The professor elaborated that the extraction of compounds from plants is a very innovative field thanks to biotechnology, as it brings a lot of practical benefits: one plant may contain hundreds of compounds and materials, some of which may be useful. After their successful extraction, valuable products for business, medicine and other fields may be developed.
“Considering the climate and the possibilities for unconventional agriculture, there are wide-reaching possibilities to do business and produce plant-based preparations which provide a lot of added value in the application of knowledge. Companies may use the extracted compounds as material, for instance, in medicine production”, Prof. Maruška claimed.

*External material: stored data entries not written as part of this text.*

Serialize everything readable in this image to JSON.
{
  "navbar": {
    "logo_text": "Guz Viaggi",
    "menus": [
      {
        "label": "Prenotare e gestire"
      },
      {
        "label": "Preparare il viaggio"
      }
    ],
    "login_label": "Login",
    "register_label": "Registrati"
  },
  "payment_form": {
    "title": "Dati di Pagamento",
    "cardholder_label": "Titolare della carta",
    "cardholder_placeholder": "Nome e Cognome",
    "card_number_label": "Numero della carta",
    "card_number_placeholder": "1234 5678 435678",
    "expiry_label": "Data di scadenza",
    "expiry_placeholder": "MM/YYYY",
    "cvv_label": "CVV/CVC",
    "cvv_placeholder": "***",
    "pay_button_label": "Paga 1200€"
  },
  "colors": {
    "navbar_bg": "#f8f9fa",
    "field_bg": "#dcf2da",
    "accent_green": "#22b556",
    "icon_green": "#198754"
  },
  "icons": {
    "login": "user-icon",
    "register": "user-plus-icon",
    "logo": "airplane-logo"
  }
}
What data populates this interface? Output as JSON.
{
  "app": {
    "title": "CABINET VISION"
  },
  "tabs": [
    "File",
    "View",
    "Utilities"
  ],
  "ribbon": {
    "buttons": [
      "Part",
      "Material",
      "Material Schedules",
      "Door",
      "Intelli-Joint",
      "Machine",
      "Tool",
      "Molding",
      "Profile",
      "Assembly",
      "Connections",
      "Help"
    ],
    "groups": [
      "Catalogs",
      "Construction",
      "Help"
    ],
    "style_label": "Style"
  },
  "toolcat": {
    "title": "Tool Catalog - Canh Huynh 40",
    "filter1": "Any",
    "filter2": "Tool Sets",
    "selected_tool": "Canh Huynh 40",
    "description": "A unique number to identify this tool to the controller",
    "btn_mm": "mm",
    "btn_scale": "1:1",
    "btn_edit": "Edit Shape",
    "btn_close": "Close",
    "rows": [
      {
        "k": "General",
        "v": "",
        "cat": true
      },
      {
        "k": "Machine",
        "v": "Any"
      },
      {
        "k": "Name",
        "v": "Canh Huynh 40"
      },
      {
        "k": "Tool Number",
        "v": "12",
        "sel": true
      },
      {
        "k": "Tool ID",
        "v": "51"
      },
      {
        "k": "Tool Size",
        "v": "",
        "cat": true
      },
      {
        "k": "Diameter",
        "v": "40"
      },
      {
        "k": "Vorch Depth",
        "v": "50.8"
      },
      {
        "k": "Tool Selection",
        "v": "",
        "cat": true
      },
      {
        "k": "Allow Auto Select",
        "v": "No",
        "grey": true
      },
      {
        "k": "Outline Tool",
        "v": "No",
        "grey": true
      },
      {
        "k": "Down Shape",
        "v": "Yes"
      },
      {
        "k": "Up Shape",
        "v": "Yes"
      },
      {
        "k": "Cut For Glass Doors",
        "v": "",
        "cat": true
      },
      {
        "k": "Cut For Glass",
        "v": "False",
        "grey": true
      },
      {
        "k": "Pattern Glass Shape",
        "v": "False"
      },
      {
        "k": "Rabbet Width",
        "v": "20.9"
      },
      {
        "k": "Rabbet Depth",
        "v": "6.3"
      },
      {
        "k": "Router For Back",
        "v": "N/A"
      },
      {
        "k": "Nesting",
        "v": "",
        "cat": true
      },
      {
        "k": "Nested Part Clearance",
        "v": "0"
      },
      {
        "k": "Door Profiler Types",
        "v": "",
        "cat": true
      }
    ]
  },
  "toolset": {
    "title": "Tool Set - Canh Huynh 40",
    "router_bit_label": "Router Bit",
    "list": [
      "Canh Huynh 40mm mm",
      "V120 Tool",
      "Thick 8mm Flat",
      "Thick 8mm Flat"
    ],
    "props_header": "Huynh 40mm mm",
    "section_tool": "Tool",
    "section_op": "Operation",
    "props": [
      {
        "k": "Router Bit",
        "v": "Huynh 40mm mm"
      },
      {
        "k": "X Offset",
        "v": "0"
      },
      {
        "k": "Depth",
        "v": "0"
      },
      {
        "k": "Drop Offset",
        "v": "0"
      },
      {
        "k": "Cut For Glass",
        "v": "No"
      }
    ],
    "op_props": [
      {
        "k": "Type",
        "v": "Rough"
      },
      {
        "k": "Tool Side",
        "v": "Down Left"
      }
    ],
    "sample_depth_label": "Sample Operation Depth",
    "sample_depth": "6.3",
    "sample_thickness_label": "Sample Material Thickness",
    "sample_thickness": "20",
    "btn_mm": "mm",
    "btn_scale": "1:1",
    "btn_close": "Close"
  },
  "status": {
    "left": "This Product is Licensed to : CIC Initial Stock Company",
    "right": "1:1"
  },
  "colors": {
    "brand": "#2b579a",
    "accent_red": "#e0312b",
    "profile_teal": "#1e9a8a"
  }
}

Electrospray: 1,000 Times More Effective Than Chemotherapy
Biotechnologies are also effectively utilised in yet another field: the transfering of substances into and out of cells. At Vytautas Magnus University, this type of activity is the focus of the Research Cluster on Medicine and Genetic Transfer, which is headed by Professor Saulius Šatkauskas.
Currently the professor and other scientists from VMU and several Swiss universities are developing an innovative cancer treatment method: electrospray, which enables destruction of cancerous cells in about a thousand times smaller doses than today’s chemotherapy.
One of the key advantages of this method is that it makes it possible for chemotherapy drugs to impact only the cancerous cells and precisely remove the tumours that are blocking the airways. Electrospray divides the chemotherapeutic drug into small drops which are then accelerated directed towards cancerous cells. It is hoped that over the next several years, clinics will start using this revolutionary technology.
Paulius Ruzgys, a doctoral student at Vytautas Magnus University and one of electrospray’s developers, says that this technology may also be used not only in cancer treatment but also advanced genetic therapy-based treatment of lung diseases.
“Genetic therapy is the introduction of a genetic substance into a cell for therapeutic purposes, in order to treat genetic disorders and congenital or acquired diseases. It can also provide a cell with new functions. After successful development, this method could be utilised in the treatment of other diseases as well”, Ruzgys highlighted.